441 Views Asked by At

We are uploading our Gradle caches as a ZIP to S3 via Gitlab Pipeline Jobs. Unpacking one of those ZIP files (which just contains the .gradle folder) has shown that a lot of dependencies are contained multiple times with the exact same version: 1x in jars-9 and 1x in modules-2: enter image description here

Why is this happening and how to avoid this? Our CI caches are 20-30% bigger than they need to be because of this, especially for big dependencies like the Kotlin compiler: enter image description here

The size differences between the JARs can be attributed to JAR file compression being on or off, they are identical content-wise.

The official explanation on how the .gradle folder is structured did not help.

1

There are 1 best solutions below

8
VonC On BEST ANSWER

Gradle's dependency cache is designed for efficiency and reliability. It includes two primary storage types:

  1. A file-based store of downloaded artifacts, including binaries such as jars and raw downloaded metadata like POM and Ivy files. The storage path for a downloaded artifact includes the SHA1 checksum, which means that two artifacts with the same name, but different content can be easily cached ($GRADLE_USER_HOME/caches).

  2. A binary store of resolved module metadata, including the results of resolving dynamic versions, module descriptors, and artifacts.

The jars-* and modules-2 directories you are seeing in the Gradle cache pertain to these two different types of storage.

The jars-* directory likely refers to the file-based store of downloaded artifacts. Each artifact stored in this directory includes the SHA1 checksum in its storage path. This design allows Gradle to cache two artifacts with the same name but different content, and it also ensures that the same artifact is not downloaded multiple times if it is already present in the cache with the same SHA1 checksum.

The modules-2 directory, on the other hand, likely refers to the binary store of resolved module metadata. This directory keeps a record of various aspects of dependency resolution in binary format, including the results of resolving dynamic versions to concrete versions, the resolved module metadata for a particular module, and the resolved artifact metadata for a particular artifact.

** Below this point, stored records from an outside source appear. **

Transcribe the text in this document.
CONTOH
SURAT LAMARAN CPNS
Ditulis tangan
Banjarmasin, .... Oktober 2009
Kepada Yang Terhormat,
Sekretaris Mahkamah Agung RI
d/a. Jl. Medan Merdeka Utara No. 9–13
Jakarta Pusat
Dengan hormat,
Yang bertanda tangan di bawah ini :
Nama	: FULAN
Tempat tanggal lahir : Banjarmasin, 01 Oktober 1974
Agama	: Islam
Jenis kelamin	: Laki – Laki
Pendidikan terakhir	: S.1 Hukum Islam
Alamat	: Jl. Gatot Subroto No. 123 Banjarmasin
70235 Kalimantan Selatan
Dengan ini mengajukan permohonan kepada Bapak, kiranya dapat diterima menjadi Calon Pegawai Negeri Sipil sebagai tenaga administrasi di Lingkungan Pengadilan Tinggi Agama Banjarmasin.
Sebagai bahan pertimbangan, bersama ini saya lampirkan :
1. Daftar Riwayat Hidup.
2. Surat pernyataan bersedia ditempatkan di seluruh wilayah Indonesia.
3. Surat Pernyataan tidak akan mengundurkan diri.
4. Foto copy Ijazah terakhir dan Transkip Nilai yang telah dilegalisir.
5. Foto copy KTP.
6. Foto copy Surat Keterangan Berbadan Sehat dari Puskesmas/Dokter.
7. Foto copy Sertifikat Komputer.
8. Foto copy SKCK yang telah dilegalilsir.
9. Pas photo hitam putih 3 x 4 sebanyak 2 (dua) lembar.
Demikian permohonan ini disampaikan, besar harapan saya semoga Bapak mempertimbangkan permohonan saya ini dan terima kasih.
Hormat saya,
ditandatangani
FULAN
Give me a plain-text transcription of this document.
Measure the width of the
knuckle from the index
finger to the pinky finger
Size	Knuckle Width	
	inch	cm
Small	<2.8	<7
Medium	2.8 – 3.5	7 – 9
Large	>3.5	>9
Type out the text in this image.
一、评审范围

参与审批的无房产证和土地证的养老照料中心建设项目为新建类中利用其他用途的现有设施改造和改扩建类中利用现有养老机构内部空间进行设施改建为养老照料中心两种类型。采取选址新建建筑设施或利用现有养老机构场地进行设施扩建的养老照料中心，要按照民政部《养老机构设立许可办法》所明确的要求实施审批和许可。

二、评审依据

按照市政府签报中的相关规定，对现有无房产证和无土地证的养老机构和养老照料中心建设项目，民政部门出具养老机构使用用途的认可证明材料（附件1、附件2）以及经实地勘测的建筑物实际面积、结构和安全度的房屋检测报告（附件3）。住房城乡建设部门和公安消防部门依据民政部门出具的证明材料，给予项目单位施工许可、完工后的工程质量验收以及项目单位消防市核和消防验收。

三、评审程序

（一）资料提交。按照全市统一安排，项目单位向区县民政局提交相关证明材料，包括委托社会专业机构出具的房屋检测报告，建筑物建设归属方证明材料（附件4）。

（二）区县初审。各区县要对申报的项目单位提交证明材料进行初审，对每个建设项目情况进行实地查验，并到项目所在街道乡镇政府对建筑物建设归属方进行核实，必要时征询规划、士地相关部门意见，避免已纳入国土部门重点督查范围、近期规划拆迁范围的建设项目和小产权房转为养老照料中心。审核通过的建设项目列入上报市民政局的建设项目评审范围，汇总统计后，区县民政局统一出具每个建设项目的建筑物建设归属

These two directories are distinct because they serve different purposes and store different types of data.

Gradle architecture

As discussed with Vampire in the comments, I added:

when Gradle resolves a dependency, it downloads the dependency's JAR file and stores it in the modules-2 directory.

If a classpath transformation is applied to the dependency, the result of the transformation (which could be identical to the original if an identity transformation is used) is stored in a jars-* directory. This allows Gradle to cache the result of the transformation, avoiding the need to perform the transformation again if the same dependency is used with the same transformation in the future.

And that would would explain the identical content.


In terms of reducing the size of your CI caches, the multiple instances of the same dependency in different cache directories might not be avoidable given the way Gradle's cache works.

However, you might be able to configure your CI/CD pipeline to only cache the necessary directories or files, or use techniques like incremental builds to minimize the amount of data that needs to be cached.
You might also consider cleaning the Gradle cache manually or programmatically on a regular basis to remove unused or obsolete files.